Crews flaunts sensitive side

BIG DADDY: Terry Crews is a popular cast member on Brooklyn Nine-Nine.
BIG DADDY: Terry Crews is a popular cast member on Brooklyn Nine-Nine.

He might have been a straight shooter on the sports field, but when it comes to his acting career choices Terry Crews has torn up the rule book.

As a former NFL defensive end turned actor, the 1.83m, powerfully built Terry Crews might ooze machismo but that doesn't mean he isn't in touch with his feminine side.

The star of comedy cop show Brooklyn Nine-Nine and recent Adam Sandler rom-com Blended admits he really has no choice - after all he has four daughters and only one son.

"The daddy-daughter relationship makes you more sensitive as a man - you have to be," the 45-year-old says down the phone line from Los Angeles.

"All that gruffness, bigness and strength is no good around these ladies. You have to be empathetic and have regular tea parties with your little baby girl."

Much to his family's amusement, art seems to have finally imitated life with Crews' role on Brooklyn Nine-Nine. He plays Detective Sergeant Terence Jeffords, a highly-strung father of twin daughters - Cagney and Lacey. Crews says the character is no accident. Brooklyn Nine-Nine creators Dan Goor and Mike Shure wrote the role especially for him and have clearly been keeping watch.

"They've nailed all those little idiosyncrasies. They saw that I arrive in workout gear and put it on when I'm leaving so they've added tonnes of gym jokes. Likewise, they see me drive away in my mini-van - the most feminine vehicle imaginable - so that went in the script. To me that's what smart writing is all about."

Crews says he was attracted to the show, not only because of Goor and Shure's work on Parks and Recreation, but also the chance to work with Andy Samberg.

"I was always a big fan of Andy and I knew he was going to break huge. Andy is the future of comedy - young, talented, smart - I thought ‘this is a guy I want to be in business with'."

Standing on the podium at the Golden Globes just months later to help collect the award for Best TV comedy, Crews knew it was the best business decision he had ever made.

"We won after just 10 episodes had aired; it just doesn't happen that way. We have lightning in a bottle right now and everyone wants to make it work here. I've done some projects in the past where some people have only been into it at 50 per cent - that's a horrible place to be. I promise I'm never going to mail it in - I'm at 150 per cent all the time."

He describes the show as a workplace or family comedy rather than a cop show. "Holt (Andre Braugher) is the dad, I'm the mom and all the other detectives are the kids, with Samberg as the petulant child. It's my job to make sure the family runs smoothly."

It's a role that Crews has extended to around the set as well. "I act as advisor to the younger cast members, warning them about what's going to happen with social media and trolls. We also talk relationship stuff. I give all the secrets - everything I know, I tell.

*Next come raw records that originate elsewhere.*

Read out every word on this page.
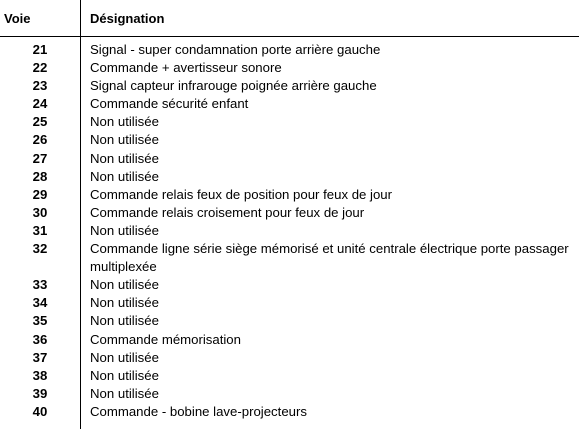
Voie	Désignation
21	Signal - super condamnation porte arrière gauche
22	Commande + avertisseur sonore
23	Signal capteur infrarouge poignée arrière gauche
24	Commande sécurité enfant
25	Non utilisée
26	Non utilisée
27	Non utilisée
28	Non utilisée
29	Commande relais feux de position pour feux de jour
30	Commande relais croisement pour feux de jour
31	Non utilisée
32	Commande ligne série siège mémorisé et unité centrale électrique porte passager multiplexée
33	Non utilisée
34	Non utilisée
35	Non utilisée
36	Commande mémorisation
37	Non utilisée
38	Non utilisée
39	Non utilisée
40	Commande - bobine lave-projecteurs
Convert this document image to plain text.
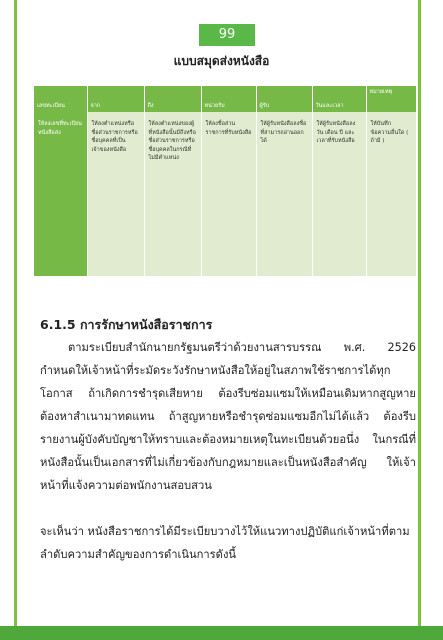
99
แบบสมุดส่งหนังสือ
เลขทะเบียน	จาก	ถึง	หน่วยรับ	ผู้รับ	วันและเวลา	หมายเหตุ
ให้ลงเลขที่ทะเบียนหนังสือส่ง	ให้ลงตำแหน่งหรือชื่อส่วนราชการหรือชื่อบุคคลที่เป็นเจ้าของหนังสือ	ให้ลงตำแหน่งของผู้ที่หนังสือนั้นมีถึงหรือชื่อส่วนราชการหรือชื่อบุคคลในกรณีที่ไม่มีตำแหน่ง	ให้ลงชื่อส่วนราชการที่รับหนังสือ	ให้ผู้รับหนังสือลงชื่อที่สามารถอ่านออกได้	ให้ผู้รับหนังสือลงวัน เดือน ปี และเวลาที่รับหนังสือ	ให้บันทึกข้อความอื่นใด ( ถ้ามี )
6.1.5 การรักษาหนังสือราชการ
ตามระเบียบสำนักนายกรัฐมนตรีว่าด้วยงานสารบรรณ พ.ศ. 2526 กำหนดให้เจ้าหน้าที่ระมัดระวังรักษาหนังสือให้อยู่ในสภาพใช้ราชการได้ทุกโอกาส ถ้าเกิดการชำรุดเสียหาย ต้องรีบซ่อมแซมให้เหมือนเดิมหากสูญหายต้องหาสำเนามาทดแทน ถ้าสูญหายหรือชำรุดซ่อมแซมอีกไม่ได้แล้ว ต้องรีบรายงานผู้บังคับบัญชาให้ทราบและต้องหมายเหตุในทะเบียนด้วยอนึ่ง ในกรณีที่หนังสือนั้นเป็นเอกสารที่ไม่เกี่ยวข้องกับกฎหมายและเป็นหนังสือสำคัญ ให้เจ้าหน้าที่แจ้งความต่อพนักงานสอบสวน
จะเห็นว่า หนังสือราชการได้มีระเบียบวางไว้ให้แนวทางปฏิบัติแก่เจ้าหน้าที่ตามลำดับความสำคัญของการดำเนินการดังนี้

"When Andy was about to get married [to musician Joanna Newsom] I told him it was going to take his career to a whole new level. Often guys hide their wedding rings, but I say ‘tell everyone you're married and run with it and you'll see that it's your greatest glory'."

He knows what he's talking about. Crews has been happily married for almost 25 years to Rebecca, a former beauty queen and gospel recording artist. She is the one who has encouraged him in his varied career choices.

"To me there are no rules when it comes to acting - you do movies, TV, commercials (Crews has been the face of Old Spice) and animation. Really the only obstacle is what's in my head. Many people do their career for other people - old teachers, professors, even their parents. Me, I had no such baggage. I came from the NFL, so I'm just happy to be here. Most athletes want to be actors and all the actors want to be athletes. I've been living two dreams."

He believes that also gives him a unique perspective on both worlds. "I have too many friends that play football to get involved in a fantasy football league - I find it very objectifying. Likewise, I don't like it when they talk about my Hollywood friends either. People tend to be very heartless when it comes to someone who is famous. ‘I've spent time with their families - they are no different to you', I always say.

For his own part, Crews says he is more than happy to continue mixing things up (as well as filming the second season of Brooklyn, he will also appear in next month's The Expendables 3), although he is not keen to do anything that will take him away from his family for any great length of time.

"I spent two-and-a-half months in South Africa on Blended so we flew my family out there and we had a wonderful time. Man, I need to be around my kids all the time otherwise I start to lose influence. They start to forget your name after a while."

Brooklyn Nine-Nine, 9.55pm, Wednesday, TV2.